I do think it's important to turn it on before listening to it, although leaving it off all the time does make the tubes last longer.
Tape outs generally bypass the volume pot of a receiver, although I'm not sure about the rest of the circuitry like tone controls and all that...they're designed that way due to the fact that tape decks have input faders that should be impervious to preamp gain.
No...do not play the amp until you've rested your ears for at least 112 minutes, you've cleaned up around the amp to avoid the dreaded "dust particle comb filtering", and you're made sure all the neighbors have shut down any major appliances. Then you're all set.

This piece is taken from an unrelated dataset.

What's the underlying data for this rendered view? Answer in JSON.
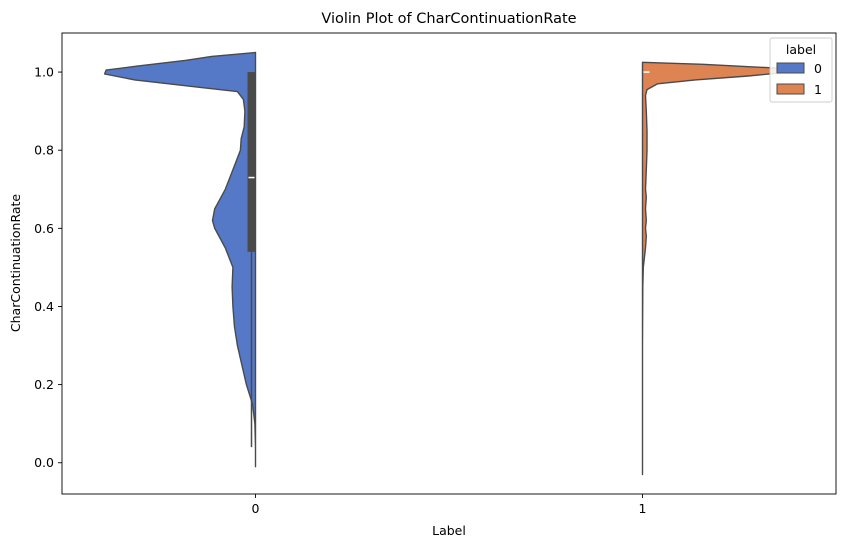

I don't monitor the warmup of my tube amp because it's generally on providing background music from the moment I start my day until I can get around to doing some "active listening." I can comment of guitar tube amps though, because when I plug in to practice or record or simply try to entertain my neighbors, It really settles in after 20 minutes to a half hour or so...this with any one of a number of tube amps I currently use, and especially with a Class A amp I just bought. So there.